Columns now written during CSV generation for nearest weekly GLORYS lookup:
- matched_glorys_date
- matched_glorys_file_path
- matched_glorys_abs_day_delta

5) Current Dataset Versions

Snapshot numbers below were measured/recomputed on March 10, 2026.

Shared source inventory:
- OSTIA daily files (ostia/*.nc): 5,326
- EN4 monthly profile files (en4_profiles/*.nc): 186
- daily-index date range: 2010-01-01 to 2024-07-31

Version A: 0.05 Degree, Daily

Files:
- ostia_patch_index_spatial.csv
- ostia_patch_index_daily.csv

Counts:
- spatial patches: 751
- spatial split: 638 train, 113 val
- daily rows: 3,999,826
- daily split rows: 3,397,988 train, 601,838 val
- rows with argo_valid=1: 3,153,449 (78.84%)
- rows with argo_valid=0: 846,377 (21.16%)

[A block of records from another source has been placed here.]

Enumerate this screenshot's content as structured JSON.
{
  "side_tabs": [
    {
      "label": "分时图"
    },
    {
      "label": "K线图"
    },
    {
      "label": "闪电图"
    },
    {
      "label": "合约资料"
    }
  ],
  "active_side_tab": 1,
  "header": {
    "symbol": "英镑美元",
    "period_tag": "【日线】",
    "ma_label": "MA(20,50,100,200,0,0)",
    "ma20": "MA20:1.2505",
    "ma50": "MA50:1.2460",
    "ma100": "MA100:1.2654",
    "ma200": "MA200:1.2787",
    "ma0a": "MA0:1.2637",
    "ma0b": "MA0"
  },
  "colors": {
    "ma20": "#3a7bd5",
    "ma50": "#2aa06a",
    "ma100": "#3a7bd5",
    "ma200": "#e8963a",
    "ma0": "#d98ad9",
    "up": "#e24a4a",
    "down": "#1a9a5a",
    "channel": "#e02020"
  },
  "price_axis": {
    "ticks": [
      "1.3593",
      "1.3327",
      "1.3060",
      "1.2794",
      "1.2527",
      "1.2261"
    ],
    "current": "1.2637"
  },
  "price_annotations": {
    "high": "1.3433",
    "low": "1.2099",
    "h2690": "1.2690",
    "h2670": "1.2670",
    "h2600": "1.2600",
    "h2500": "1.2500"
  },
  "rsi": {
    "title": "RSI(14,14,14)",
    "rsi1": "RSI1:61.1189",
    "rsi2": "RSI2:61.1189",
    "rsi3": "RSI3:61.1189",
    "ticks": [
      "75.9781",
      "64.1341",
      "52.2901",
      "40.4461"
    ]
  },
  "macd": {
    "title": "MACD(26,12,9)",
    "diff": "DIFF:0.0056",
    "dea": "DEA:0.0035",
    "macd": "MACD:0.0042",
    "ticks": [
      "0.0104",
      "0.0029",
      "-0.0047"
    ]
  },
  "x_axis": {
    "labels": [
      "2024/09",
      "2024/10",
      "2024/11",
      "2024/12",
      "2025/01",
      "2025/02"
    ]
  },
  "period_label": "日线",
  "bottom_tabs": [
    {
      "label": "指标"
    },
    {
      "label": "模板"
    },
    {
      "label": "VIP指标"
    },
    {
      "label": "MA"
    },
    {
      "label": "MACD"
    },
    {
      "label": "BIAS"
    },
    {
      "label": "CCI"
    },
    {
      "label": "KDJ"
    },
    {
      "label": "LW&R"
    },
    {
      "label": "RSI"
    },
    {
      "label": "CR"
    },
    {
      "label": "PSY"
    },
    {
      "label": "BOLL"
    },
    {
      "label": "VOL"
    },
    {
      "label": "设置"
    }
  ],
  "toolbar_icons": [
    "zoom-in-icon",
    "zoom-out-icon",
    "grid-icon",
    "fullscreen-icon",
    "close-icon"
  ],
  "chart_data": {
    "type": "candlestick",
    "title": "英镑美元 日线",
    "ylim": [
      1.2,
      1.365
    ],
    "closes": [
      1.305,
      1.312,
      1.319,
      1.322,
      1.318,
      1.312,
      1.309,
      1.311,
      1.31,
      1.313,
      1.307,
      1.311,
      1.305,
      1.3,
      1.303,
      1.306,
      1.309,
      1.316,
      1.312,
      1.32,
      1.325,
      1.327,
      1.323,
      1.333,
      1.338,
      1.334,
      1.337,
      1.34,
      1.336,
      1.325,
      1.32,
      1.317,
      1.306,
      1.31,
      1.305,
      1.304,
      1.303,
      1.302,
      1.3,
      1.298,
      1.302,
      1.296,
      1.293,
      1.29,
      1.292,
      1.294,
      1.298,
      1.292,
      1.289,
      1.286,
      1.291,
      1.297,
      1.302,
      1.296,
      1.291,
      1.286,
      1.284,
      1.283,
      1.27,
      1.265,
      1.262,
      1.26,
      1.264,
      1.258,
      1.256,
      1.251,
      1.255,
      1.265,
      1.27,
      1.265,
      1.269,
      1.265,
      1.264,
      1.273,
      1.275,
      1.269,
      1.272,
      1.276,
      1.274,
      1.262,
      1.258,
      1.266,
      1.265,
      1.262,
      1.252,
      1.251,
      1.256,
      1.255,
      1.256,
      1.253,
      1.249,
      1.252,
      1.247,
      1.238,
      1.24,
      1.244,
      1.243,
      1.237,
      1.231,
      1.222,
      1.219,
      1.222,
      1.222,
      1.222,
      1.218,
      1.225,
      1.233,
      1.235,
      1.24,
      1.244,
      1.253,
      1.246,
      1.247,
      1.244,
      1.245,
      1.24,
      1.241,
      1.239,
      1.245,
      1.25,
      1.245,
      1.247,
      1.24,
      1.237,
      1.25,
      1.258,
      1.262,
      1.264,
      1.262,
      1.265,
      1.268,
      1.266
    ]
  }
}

Version B: 0.1 Degree, Daily

Files:
- ostia_patch_index_spatial_0p1_recomputed.csv
- ostia_patch_index_daily_0p1_recomputed_merged.csv

Counts:
- spatial patches: 175
- spatial split: 149 train, 26 val
- daily rows: 932,050
- daily split rows: 793,574 train, 138,476 val
- rows with argo_valid=1: 734,825 (78.84%)
- rows with argo_valid=0: 197,225 (21.16%)

Sample Image:
OSTIA 0.1 deg sample

Train-set valid-fraction histogram:
OSTIA 0.1 deg hist

Version C: 0.1 Degree, 7-Day Aggregate

Interpretation:
- the same spatial grid as Version B
- temporal support expanded to a centered 7-day window
- observations contribute to multiple neighboring rows when they overlap in time

Counts:
- patch-day rows: 932,050
- spatial split: 149 train, 26 val
- daily split rows: 793,574 train, 138,476 val
- rows without any ARGO observations after aggregation: about 1.5%
- average observations for valid tiles: about 20.5

Sample Image:
OSTIA 0.1 deg sample

Train-set valid-fraction histogram:
OSTIA 0.1 deg hist

Median valid pixels per spatial patch:
Median valid pixels per patch

6) End-To-End Build Order

  1. Download OSTIA daily files with data/get_ostia/download_ostia.sh.
  2. Download and extract EN4 profile data with data/get_argo/download_en4_profiles.sh.
  3. Build the OSTIA spatial and daily patch index.
  4. Build the ARGO <-> OSTIA datetime match table.
  5. Merge ARGO validity and linkage columns into the daily patch CSV.
  6. Choose the dataset version:
  7. daily rows
  8. or multi-day temporal windows at load time

7) Practical Interpretation

This page focuses on the assembled dataset geometry: - where the shared patch footprints come from - how rows are expanded across time - how ARGO, OSTIA, and GLORYS metadata are linked per row - how depth alignment enters the final tensors at a high level

The detailed vertical resampling logic lives in Depth Alignment.